The possibility that it had all been for nothing was a wrecking ball to her stomach.

Kim looked from one constable to the other. Neither looked back.

‘Don’t either of you have anything to say for yourselves?’

Even to her own ears she sounded like a headmistress chastising a pair of schoolboys for putting a frog in her desk drawer.

Kim opened her mouth to say more, but even she couldn’t continue to shout in the face of such abject despair.

She gave them one last glowering look before turning on her heel and leaving the room.
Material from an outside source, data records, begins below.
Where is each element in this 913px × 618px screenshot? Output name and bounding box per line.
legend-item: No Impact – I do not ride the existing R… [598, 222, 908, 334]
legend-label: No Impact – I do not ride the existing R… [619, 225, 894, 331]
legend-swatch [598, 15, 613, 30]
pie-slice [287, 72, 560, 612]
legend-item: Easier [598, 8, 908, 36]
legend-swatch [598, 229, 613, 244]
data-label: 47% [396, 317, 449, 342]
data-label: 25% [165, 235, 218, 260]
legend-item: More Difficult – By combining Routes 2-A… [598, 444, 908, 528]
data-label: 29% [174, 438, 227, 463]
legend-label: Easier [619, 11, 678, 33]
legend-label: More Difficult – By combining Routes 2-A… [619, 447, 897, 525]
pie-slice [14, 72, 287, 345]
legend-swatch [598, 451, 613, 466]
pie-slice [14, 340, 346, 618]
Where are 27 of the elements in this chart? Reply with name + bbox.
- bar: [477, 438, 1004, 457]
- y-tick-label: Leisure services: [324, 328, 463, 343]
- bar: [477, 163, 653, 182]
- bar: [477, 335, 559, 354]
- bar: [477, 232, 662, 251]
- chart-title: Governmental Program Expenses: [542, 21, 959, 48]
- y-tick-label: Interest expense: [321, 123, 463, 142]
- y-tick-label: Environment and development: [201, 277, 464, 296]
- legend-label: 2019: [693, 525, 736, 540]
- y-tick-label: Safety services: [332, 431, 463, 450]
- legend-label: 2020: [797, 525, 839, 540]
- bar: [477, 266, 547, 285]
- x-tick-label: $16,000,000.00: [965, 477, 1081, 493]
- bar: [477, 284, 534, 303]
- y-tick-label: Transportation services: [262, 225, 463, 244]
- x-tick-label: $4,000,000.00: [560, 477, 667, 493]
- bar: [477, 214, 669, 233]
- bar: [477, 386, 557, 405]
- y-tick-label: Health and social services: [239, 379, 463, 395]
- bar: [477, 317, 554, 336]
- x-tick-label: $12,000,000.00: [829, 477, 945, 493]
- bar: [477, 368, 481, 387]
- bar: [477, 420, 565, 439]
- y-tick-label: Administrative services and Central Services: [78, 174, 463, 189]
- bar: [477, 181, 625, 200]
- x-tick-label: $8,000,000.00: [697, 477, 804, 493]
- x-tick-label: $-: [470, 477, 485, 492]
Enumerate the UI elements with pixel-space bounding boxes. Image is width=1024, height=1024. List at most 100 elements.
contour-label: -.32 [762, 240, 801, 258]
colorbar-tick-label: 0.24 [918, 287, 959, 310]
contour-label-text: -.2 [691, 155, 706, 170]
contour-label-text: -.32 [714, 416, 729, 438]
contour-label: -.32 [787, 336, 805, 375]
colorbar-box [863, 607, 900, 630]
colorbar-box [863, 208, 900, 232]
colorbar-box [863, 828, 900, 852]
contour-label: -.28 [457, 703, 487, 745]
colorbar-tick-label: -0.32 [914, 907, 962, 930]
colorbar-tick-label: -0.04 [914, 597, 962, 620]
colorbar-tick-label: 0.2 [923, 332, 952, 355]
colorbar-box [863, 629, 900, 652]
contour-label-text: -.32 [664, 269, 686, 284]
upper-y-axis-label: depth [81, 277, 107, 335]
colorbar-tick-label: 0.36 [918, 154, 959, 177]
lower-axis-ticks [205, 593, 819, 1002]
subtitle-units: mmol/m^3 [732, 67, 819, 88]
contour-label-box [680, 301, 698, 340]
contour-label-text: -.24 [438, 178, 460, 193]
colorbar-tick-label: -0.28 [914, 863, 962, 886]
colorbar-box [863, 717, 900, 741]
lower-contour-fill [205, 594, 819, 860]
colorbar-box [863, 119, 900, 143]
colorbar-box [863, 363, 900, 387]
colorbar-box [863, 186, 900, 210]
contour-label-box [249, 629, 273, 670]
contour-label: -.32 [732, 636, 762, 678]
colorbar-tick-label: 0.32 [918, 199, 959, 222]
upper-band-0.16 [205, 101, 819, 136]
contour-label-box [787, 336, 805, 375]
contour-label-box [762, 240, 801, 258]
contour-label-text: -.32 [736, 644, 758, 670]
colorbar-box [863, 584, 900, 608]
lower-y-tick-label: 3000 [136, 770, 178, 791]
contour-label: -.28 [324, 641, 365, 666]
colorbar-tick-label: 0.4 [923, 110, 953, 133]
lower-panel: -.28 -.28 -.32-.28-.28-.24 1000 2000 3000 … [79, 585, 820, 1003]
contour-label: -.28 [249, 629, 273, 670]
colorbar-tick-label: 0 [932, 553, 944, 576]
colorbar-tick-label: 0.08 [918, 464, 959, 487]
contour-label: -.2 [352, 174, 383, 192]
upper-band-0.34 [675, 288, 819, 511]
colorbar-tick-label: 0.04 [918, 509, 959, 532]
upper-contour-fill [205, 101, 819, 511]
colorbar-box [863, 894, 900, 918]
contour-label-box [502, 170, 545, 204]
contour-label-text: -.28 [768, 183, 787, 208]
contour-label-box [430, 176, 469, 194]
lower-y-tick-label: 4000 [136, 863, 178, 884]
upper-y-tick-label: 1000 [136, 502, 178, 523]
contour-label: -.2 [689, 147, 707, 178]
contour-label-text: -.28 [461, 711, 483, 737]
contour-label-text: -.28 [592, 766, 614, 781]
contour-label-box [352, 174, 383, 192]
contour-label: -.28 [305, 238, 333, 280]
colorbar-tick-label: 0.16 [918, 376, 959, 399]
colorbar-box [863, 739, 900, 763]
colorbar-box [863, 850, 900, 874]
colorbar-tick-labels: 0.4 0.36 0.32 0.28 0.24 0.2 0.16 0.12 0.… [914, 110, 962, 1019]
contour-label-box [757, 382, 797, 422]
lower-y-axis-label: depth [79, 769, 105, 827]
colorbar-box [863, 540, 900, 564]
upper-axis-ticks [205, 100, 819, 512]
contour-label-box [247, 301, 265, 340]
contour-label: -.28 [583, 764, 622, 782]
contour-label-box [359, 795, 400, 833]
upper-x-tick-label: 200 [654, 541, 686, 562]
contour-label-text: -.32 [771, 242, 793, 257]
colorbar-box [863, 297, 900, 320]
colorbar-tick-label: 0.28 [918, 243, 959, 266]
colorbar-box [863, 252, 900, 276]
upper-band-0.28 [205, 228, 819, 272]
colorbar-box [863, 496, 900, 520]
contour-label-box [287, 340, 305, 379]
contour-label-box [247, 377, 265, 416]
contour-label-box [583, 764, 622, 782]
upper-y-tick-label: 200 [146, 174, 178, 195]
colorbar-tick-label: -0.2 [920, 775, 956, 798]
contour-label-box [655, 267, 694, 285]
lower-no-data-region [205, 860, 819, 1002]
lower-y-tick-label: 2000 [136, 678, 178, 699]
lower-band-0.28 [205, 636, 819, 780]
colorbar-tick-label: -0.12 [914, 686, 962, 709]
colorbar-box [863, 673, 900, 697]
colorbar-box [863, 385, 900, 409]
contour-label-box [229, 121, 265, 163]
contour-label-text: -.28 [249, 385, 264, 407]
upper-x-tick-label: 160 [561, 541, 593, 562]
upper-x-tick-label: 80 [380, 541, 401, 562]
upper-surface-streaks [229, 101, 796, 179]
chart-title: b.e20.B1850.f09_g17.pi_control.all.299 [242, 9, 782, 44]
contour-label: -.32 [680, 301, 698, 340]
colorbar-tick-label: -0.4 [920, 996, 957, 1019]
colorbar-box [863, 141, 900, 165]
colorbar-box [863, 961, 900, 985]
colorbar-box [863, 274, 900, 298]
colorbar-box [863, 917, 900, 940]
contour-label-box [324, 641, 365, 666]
‘Marm, marm … hang on a minute.’

She turned to see Whiley rushing towards her. Each one of his short grey hairs and inch to his waist had been accrued throughout his career in the police force.

She stopped and folded her arms.

‘I … I just wanted to explain.’ He nodded back towards the locker room. ‘He just couldn’t help himself, I tried to stop him but he was too quick. See, we went there once … a while back. It was a domestic disturbance and he’s beating himself up ’cos we saw ’em, you see. The little girls … huddled up on the sofa. I tried to explain that there’s no way we could’ve known … stopped it …’
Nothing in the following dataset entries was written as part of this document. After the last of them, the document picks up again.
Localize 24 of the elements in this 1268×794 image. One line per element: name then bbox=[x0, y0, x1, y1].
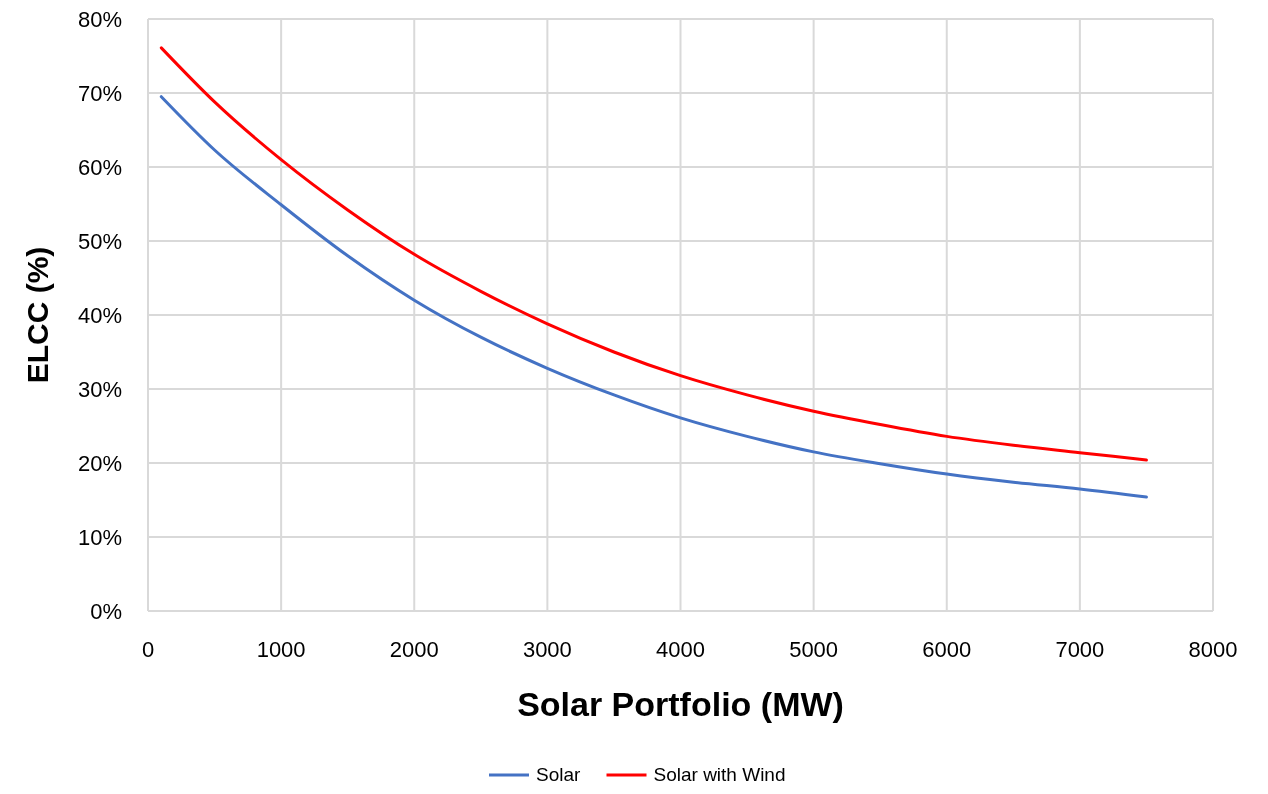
y-tick-label: 80% bbox=[77, 7, 122, 32]
x-tick-label: 8000 bbox=[1188, 637, 1238, 662]
x-tick-label: 7000 bbox=[1055, 637, 1105, 662]
y-tick-label: 50% bbox=[77, 229, 122, 254]
line-series bbox=[159, 95, 1148, 499]
x-tick-label: 6000 bbox=[922, 637, 972, 662]
x-tick-label: 5000 bbox=[789, 637, 839, 662]
legend-label: Solar with Wind bbox=[653, 764, 786, 785]
line-series bbox=[159, 46, 1148, 462]
x-tick-label: 3000 bbox=[522, 637, 572, 662]
y-tick-label: 30% bbox=[77, 377, 122, 402]
y-tick-label: 70% bbox=[77, 81, 122, 106]
y-axis-title: ELCC (%) bbox=[21, 246, 54, 384]
x-tick-label: 2000 bbox=[389, 637, 439, 662]
x-tick-label: 0 bbox=[141, 637, 155, 662]
x-tick-label: 1000 bbox=[256, 637, 306, 662]
legend-label: Solar bbox=[536, 764, 582, 785]
x-tick-label: 4000 bbox=[656, 637, 705, 662]
y-tick-label: 10% bbox=[77, 525, 122, 550]
y-tick-label: 40% bbox=[77, 303, 122, 328]
y-tick-label: 0% bbox=[90, 599, 122, 624]
y-tick-label: 60% bbox=[77, 155, 122, 180]
y-tick-label: 20% bbox=[77, 451, 122, 476]
x-axis-title: Solar Portfolio (MW) bbox=[517, 685, 844, 723]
Kim understood the frustration. But damn it, they’d had him.

‘What’ll happen to Jenks now? He’s a good officer.’

‘Good officers don’t beat up suspects, Whiley.’

Although she’d been tempted herself once or twice.

There was a part of her that wished every courtroom was fitted with a trapdoor that opened and released child abusers to a special place in hell.

Whiley dug his hands deeper into his pockets.

‘See … and I’ve got one week to retirement and …’

Aah, now she got it. What he really wanted to know was how the whole episode was going to affect him.

Kim thought about Dawson’s face when they had entered the cellar in Leonard Dunn’s house and the first DVD had paralysed them all. She pictured Bryant ringing his missus to cancel a trip to the theatre because he couldn’t leave his desk. She was reminded of Stacey’s frequent sniffing and trips to the bathroom. As the newest member of her team, the bright, young detective constable had been determined not to show the depth of her feelings to the rest of the team.

And now the case might not even get to bloody court.

She offered Whiley a shake of the head. ‘You know something, Constable; I really couldn’t care less.’

SIX

Satisfied after her session with Ruth, Alex stood before the framed certificates that her patients found so reassuring. The MBBS from the UCL Medical School, the MRCPsych, ST-4 and Certificate of Completion of Specialist Training represented the most arduous years of her education, not because of the hard work – her IQ of 131 had breezed her through that – it had been the tedium of the study and the sheer effort of not exposing the stupidity of her peers and professors.